Хватка Минотавры — это сила самой ревности. Минотавра и есть ревность во плоти, неукротимая, неутолимая. Сила, незнакомая Дамело, прирожденному одиночке, у индейца иммунитет
Мускулы Минотавры в свете солнца похожи на речные валуны, неподвижные до того момента, когда сила потока швырнет их в русло, сметая все на своем пути. Дамело сознает: эти объятья не разомкнуть ни силой, ни хитростью. А при взгляде на тупую бычью морду понимает еще кое-что: перед ним зверь, а зверя не усыпить сладкими речами. Лучше бы молодому кечуа быть простым бестиарием в Древнем Риме [111] и бросаться дротиками в львов и тигров, чем стоять с пустыми руками против этой полуживотной-получеловеческой мощи, чуткой ко всякой фальши, но равнодушной к красоте. Минотавра равнодушна к красивому слову, красивому жесту — и даже к красивому мужчине, которого когда-то захотела себе, для себя одной. И вовсе не из-за красоты. Сколько ее было, той красоты, в узкоплечем долговязом подростке?

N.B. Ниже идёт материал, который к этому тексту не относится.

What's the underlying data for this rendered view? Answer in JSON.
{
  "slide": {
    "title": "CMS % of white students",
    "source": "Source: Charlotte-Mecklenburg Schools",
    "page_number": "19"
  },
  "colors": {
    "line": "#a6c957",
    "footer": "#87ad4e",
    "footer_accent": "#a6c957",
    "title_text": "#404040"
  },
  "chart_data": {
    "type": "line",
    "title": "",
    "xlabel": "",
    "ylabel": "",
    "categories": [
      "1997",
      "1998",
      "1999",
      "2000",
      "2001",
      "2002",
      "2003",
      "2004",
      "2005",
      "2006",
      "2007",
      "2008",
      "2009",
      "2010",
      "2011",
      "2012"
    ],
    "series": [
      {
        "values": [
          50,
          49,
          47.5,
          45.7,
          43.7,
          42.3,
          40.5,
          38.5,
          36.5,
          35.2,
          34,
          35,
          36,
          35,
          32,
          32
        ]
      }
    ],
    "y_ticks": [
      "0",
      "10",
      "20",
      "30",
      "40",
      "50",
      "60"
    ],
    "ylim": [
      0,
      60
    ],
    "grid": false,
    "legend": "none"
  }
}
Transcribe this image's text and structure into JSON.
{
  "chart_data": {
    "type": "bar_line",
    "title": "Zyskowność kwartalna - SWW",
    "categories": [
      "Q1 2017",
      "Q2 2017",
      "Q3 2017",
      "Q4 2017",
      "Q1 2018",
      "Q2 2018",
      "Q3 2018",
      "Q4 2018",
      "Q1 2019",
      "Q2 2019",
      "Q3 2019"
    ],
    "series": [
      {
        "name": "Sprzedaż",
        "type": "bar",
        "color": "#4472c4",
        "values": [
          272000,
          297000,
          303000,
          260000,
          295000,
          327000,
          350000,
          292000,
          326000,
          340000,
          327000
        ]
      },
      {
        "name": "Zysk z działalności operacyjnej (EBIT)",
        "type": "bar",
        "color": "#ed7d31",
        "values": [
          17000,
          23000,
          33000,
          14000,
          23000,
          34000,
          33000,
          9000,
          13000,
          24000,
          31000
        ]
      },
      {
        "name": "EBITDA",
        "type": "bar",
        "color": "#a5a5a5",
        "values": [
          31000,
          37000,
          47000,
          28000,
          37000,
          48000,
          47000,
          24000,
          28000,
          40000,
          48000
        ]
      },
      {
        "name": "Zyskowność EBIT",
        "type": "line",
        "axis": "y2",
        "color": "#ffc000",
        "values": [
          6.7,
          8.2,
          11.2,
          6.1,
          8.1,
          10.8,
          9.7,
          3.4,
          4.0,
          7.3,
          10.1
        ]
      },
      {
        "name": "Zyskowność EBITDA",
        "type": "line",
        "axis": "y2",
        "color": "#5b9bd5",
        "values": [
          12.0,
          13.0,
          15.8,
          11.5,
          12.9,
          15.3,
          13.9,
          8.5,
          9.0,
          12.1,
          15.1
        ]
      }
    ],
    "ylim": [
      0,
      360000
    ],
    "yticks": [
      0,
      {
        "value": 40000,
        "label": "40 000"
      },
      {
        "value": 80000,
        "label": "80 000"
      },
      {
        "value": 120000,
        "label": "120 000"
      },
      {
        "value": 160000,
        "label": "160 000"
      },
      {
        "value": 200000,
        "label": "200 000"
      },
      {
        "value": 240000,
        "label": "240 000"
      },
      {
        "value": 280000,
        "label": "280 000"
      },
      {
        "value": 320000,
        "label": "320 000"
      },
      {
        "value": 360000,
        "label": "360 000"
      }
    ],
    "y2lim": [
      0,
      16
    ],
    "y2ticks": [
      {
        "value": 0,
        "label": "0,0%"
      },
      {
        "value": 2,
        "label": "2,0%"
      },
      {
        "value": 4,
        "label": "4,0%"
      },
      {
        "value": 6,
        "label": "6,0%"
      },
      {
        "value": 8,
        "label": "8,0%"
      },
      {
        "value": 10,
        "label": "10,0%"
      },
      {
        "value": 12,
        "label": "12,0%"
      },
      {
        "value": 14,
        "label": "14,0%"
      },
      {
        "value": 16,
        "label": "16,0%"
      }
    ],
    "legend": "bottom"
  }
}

Он-то себя помнил как облупленного: с нечистой кожей, неловкими руками, ногами, заплетающимися при ходьбе, помнил, как поминутно приглаживал несуразно длинную челку, лезущую в глаза, не идущую ему ни капельки, но до чего же удобно было за нею прятаться в минуты горя и тоски! Погоревать ты любил, красавчик, усмехается про себя Дамело. Как, впрочем, и все подростки. Да кто бы польстился на такое сокровище?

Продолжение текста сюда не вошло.